The primary benefit of this solution is that it provides extremely high availability and responsiveness for important user interactions. Users perceive the system as responsive and available even when connectivity is intermittent. The data is stored and accessed locally, thus it is always available when needed and the load on backend resources is reduced. The data has the potential to be stale when connectivity is intermittent, but that is the best alternative among bad alternatives. When connectivity is restored, the data is synchronized with the cloud storage and ultimately across devices, creating a resilient solution.

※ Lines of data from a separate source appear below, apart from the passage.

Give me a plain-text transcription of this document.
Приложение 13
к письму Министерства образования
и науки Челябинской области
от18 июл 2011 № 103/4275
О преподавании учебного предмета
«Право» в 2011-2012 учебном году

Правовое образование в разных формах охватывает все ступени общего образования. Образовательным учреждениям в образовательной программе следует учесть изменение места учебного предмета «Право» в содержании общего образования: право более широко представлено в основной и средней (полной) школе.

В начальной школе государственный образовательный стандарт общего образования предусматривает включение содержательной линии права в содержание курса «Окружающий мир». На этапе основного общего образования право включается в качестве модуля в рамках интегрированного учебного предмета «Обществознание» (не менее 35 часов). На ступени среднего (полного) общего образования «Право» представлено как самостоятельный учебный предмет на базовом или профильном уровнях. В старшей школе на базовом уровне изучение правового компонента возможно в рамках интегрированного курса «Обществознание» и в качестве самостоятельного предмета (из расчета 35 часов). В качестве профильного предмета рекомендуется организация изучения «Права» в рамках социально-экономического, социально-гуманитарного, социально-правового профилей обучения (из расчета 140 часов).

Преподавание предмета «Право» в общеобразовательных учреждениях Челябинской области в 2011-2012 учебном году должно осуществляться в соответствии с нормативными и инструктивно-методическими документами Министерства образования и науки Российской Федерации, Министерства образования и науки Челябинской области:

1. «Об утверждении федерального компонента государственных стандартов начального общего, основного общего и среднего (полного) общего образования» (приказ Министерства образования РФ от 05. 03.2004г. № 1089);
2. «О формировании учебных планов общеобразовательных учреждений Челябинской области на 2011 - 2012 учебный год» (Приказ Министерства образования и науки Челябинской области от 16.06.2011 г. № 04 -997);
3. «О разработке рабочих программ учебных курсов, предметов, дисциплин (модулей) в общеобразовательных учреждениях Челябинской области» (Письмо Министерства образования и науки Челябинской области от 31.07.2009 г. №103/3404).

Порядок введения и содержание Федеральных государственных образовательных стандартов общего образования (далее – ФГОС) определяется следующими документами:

It is important to be upfront with the user about the eventual consistency of the data. Some solutions strive to be completely transparent, such that the user would not know the difference between being connected and not. This may be reasonable for certain applications, but most have diminished capabilities when disconnected. For example, an e-commerce app could show your recent history when disconnected but not allow for the execution of new searches. Therefore, it is important to provide clues to the user about the accuracy of the cached data. For example, a visible as of timestamp may accompany data in a materialized view or a pending status may be provided for outgoing actions. We all experience this kind of functionality in the email applications on our smartphones every day. This approach lends itself best to user-specific data such as preferences or work in progress like a shopping cart or a draft document, and transaction status information such as the status of an order or a review process. It is important to all parties that the data is not lost.

This solution is essentially a client-side extension to the Event Sourcing and CQRS patterns. User actions are stored on the client-side using Database-First Event Sourcing and the changes are eventually synchronized to cloud storage where the cloud-side CDC mechanism triggers the logic to publish a domain event downstream. Materialized views are created just as we discussed in the CQRS pattern, only the view is stored in the cloud storage of the offline-first database and eventually synchronized to the devices.

An interesting aspect of this solution is that there is no need to implement a synchronous interface for the component. The synchronous interface is provided by the fully managed third-party service and only needs to be configured. On the client-side, an SDK is used to access the API and hide many of the details, such as the security model. Examples of these services include GCP Firebase and AWS Cognito.